There are valid criticisms of populism that we should be mindful of when considering Pierre Poilievre and his bid for Canada’s Conservative Party’s leadership. The tendency of populist leaders to manipulate and take advantage of the common people is something that should be addressed. Populism often also suffers from its dismissal of the elite, especially the cultural and academic elite. While it’s true that the elite sometimes becomes disconnected from the common people and their problems, the elite often has great wisdom, expertise, and knowledge in their respective domains that in some sense cause their rising above average. Self-made businesspeople and successful academics demonstrate the disproportional skills and talents of the elite. Populists reject the merits of elitism at their own peril and generally suffer from the blind spots of the common people.
Pierre Poilievre seems to have tapped into current populist sentiments among Canadians. His YouTube channel and other social media platforms highlight his support for those frustrated with covid mandates and those economically suffering from inflation and rising housing prices. While these issues aren’t traditionally political, Poilievre has used these concerns to rally support among Canada’s political right-wing.
Given the force and relevance of these issues — rising housing prices, frustration with covid mandates, and increasing costs of living — voters on Canada’s left-wing are affected as well. Throw in other populist concerns such as sentiments towards minority and indigenous issues, soaring fuel prices, and the current mental health crisis, and we could have a powder keg about to explode. Those who care about a balanced and healthy democracy should worry about how Liberal Prime Minister Justin Trudeau and NDP leader Jagmeet Singh will respond to these rising populist sentiments.
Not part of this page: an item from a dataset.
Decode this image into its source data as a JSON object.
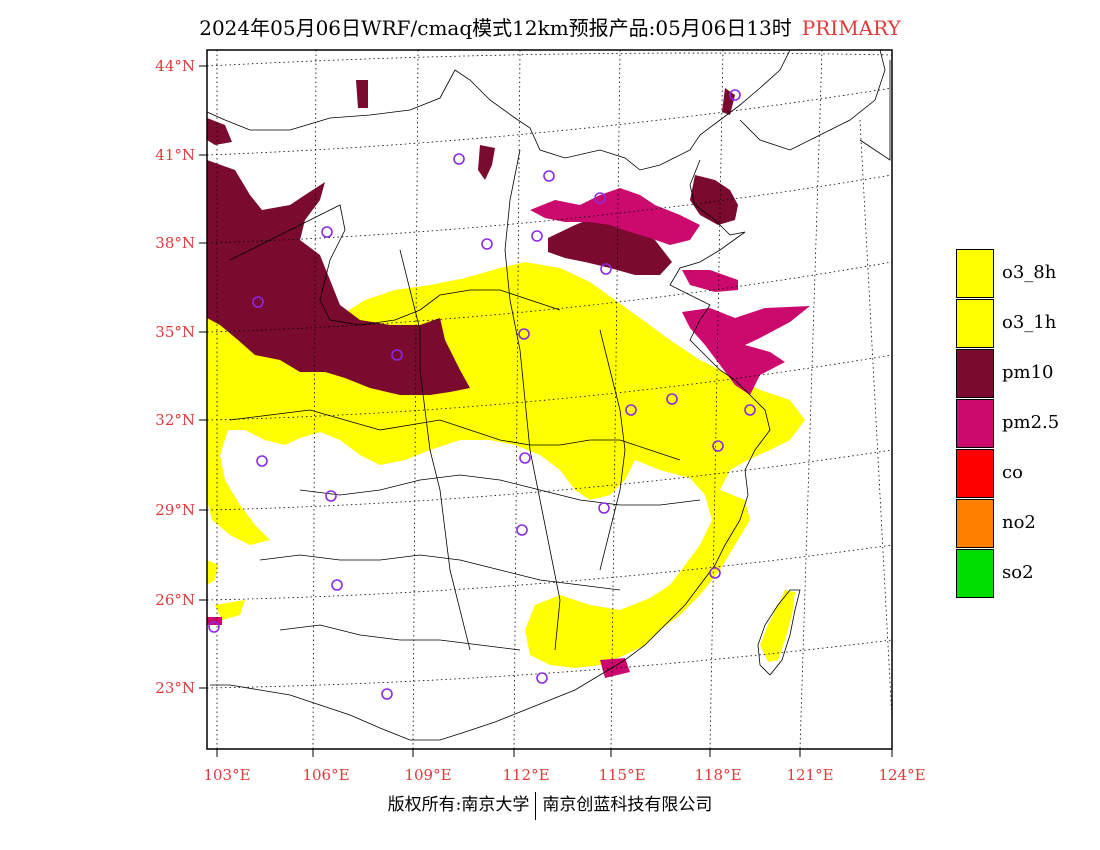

Will our political leaders use populist anger and outrage to further their own power, further driving a wedge between Canadians? Or will our leaders honestly consider populist concerns and integrate solutions for common people into their party policies? Hopefully, Pierre Poilievre is choosing the second option.
Only time will tell, but we can hope for the best. If populism is to be a successful force for good, it will succeed on the virtues of the common people rather than their vices. If Canada’s political scene will go the road of populism, let us hope our leaders further the people’s needs rather than the people’s anger.